Ao mesmo tempo, os Estados Unidos não têm problemas para comunicar seus próprios significados. O soldado americano está lutando em todo o mundo por mais do que os ideais abstratos de liberdade e democracia. Esses ideais se convertem em coisas bastante concretas e acessíveis - um carro pessoal na garagem de cada cidadão; preços estáveis da gasolina e do peru para o Dia de Ação de Graças em todas as casas.
Alguém dirá que agora vários países da Europa, Ásia Pacífico ou Oriente Médio podem se orgulhar de um padrão de vida muito mais alto do que o americano médio. Mas essa prosperidade engana. A atual riqueza dos Emirados Árabes Unidos ou da Coréia do Sul é totalmente dependente do ambiente econômico e geopolítico mundial, e os Estados Unidos vêm configurando essa mesma situação há mais de um século.
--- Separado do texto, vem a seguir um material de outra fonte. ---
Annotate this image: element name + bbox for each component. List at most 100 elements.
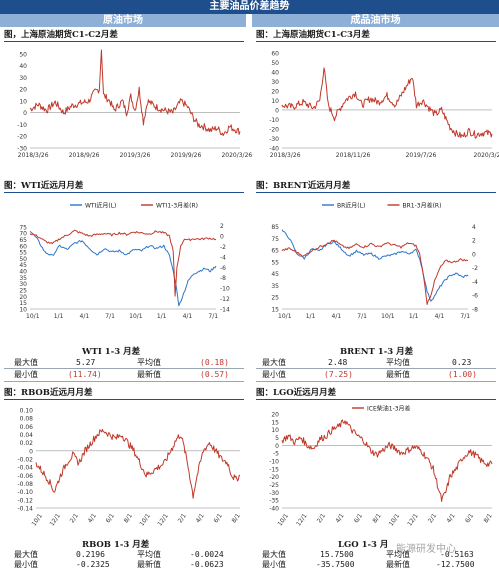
x-tick-label: 10/1 [278,313,292,320]
y-tick-label: 10 [19,98,27,105]
x-tick-label: 4/1 [80,313,90,320]
y-tick-label: 0 [275,443,279,450]
y-tick-label: 0.10 [20,408,34,415]
chart-title-c5: 图：RBOB近远月月差 [4,388,93,398]
y-tick-label: 40 [19,63,27,70]
x-tick-label: 2/1 [69,512,80,524]
refined-oil-section-header: 成品油市场 [252,14,499,27]
y-tick-label: 0 [275,107,279,114]
y-tick-label: 75 [19,224,27,231]
y-tick-label: 35 [19,275,27,282]
y-tick-label: 50 [271,60,279,67]
y-tick-label: 65 [19,237,27,244]
lgo-max-value: 15.7500 [320,550,354,559]
x-tick-label: 2020/3/26 [221,152,252,159]
y-tick-label: 20 [19,294,27,301]
y-tick-label: 0.08 [20,416,34,423]
y-tick-label: -25 [269,482,279,489]
y-tick-label: 35 [271,283,279,290]
y-tick-label: 20 [271,412,279,419]
y-tick-label: -30 [269,136,279,143]
y-tick-label-right: -10 [220,286,230,293]
y-tick-label: 25 [271,295,279,302]
x-tick-label: 8/1 [231,512,242,524]
series-line [281,229,469,302]
y-tick-label-right: 2 [220,223,224,230]
y-tick-label: 0 [29,448,33,455]
y-tick-label-right: -2 [472,265,478,272]
y-tick-label: -0.12 [17,497,33,504]
watermark-text: 能源研发中心 [396,544,456,555]
y-tick-label: -0.08 [17,481,33,488]
lgo-min-value: -35.7500 [316,560,355,569]
x-tick-label: 6/1 [353,512,364,524]
series-line [35,428,241,499]
x-tick-label: 1/1 [409,313,419,320]
x-tick-label: 6/1 [213,512,224,524]
y-tick-label: 15 [271,307,279,314]
crude-oil-section-header: 原油市场 [0,14,246,27]
y-tick-label: -0.14 [17,506,33,513]
brent-min-label: 最小值 [262,370,286,379]
y-tick-label: 10 [19,307,27,314]
y-tick-label: 10 [271,427,279,434]
y-tick-label: -0.10 [17,489,33,496]
brent-max-label: 最大值 [262,358,286,367]
rbob-avg-value: -0.0024 [190,550,224,559]
x-tick-label: 7/1 [208,313,218,320]
lgo-avg-label: 平均值 [386,550,410,559]
series-line [29,49,241,137]
x-tick-label: 10/1 [277,512,291,527]
y-tick-label-right: -8 [220,275,226,282]
chart-c5: 0.100.080.060.040.020 -0.02-0.04-0.06-0.0… [17,408,242,528]
y-tick-label-right: -4 [472,279,478,286]
lgo-max-label: 最大值 [262,550,286,559]
y-tick-label: 0.04 [20,432,34,439]
x-tick-label: 12/1 [156,512,170,527]
x-tick-label: 4/1 [195,512,206,524]
rbob-avg-label: 平均值 [137,550,161,559]
chart-title-underline [256,399,496,400]
y-tick-label: 0 [23,110,27,117]
y-tick-label-right: -8 [472,307,478,314]
legend-label: BR近月(L) [337,202,365,210]
y-tick-label: 40 [19,269,27,276]
x-tick-label: 2/1 [427,512,438,524]
y-tick-label: 55 [19,250,27,257]
legend-label: WTI近月(L) [85,202,116,210]
x-tick-label: 12/1 [295,512,309,527]
wti-max-label: 最大值 [14,358,38,367]
y-tick-label-right: 0 [220,234,224,241]
y-tick-label: 50 [19,51,27,58]
x-tick-label: 10/1 [26,313,40,320]
x-tick-label: 4/1 [87,512,98,524]
y-tick-label: 20 [19,87,27,94]
lgo-avg-value: -0.5163 [440,550,474,559]
x-tick-label: 10/1 [31,512,45,527]
lgo-min-label: 最小值 [262,560,286,569]
legend-label: BR1-3月差(R) [403,202,442,210]
x-tick-label: 7/1 [460,313,470,320]
stats-separator [256,381,496,382]
y-tick-label-right: -14 [220,307,230,314]
y-tick-label: -20 [17,134,27,141]
y-tick-label-right: -12 [220,296,230,303]
chart-title-underline [4,192,244,193]
wti-min-value: (11.74) [68,370,102,379]
rbob-max-value: 0.2196 [76,550,105,559]
x-tick-label: 4/1 [435,313,445,320]
y-tick-label: 15 [19,300,27,307]
series-line [281,419,493,502]
wti-avg-value: (0.18) [200,358,229,367]
x-tick-label: 10/1 [381,313,395,320]
y-tick-label-right: -4 [220,254,226,261]
y-tick-label: -40 [269,146,279,153]
chart-title-underline [256,41,496,42]
chart-title-c4: 图：BRENT近远月月差 [256,181,351,191]
stats-separator [4,368,244,369]
x-tick-label: 2/1 [316,512,327,524]
y-tick-label-right: 2 [472,238,476,245]
y-tick-label: 75 [271,236,279,243]
wti-stats-title: WTI 1-3 月差 [82,347,141,357]
x-tick-label: 4/1 [445,512,456,524]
Em qualquer caso, juntar-se a um confronto ideológico onde já existem contradições geopolíticas e econômicas óbvias não é um bom presságio para o mundo (e com ele para a Rússia).
Mesmo na Segunda Guerra Mundial, não havia uma divisão tão clara entre democracia e ditadura - não apenas autoritários, mas até regimes totalitários ficaram do lado dos aliados. No entanto, agora uma divisão tão decisiva do mundo de acordo com as preferências sociopolíticas não parece mais impossível.
E, nesse sentido, é muito importante como os dois lados do novo mundo bipolar vêem a Rússia em geral, e a Rússia de Putin moderna em particular. Simplesmente porque um inimigo inequívoco e implacável pode aparecer em ambos os lados das barricadas, bem como um aliado suspeito, mas ainda bastante óbvio.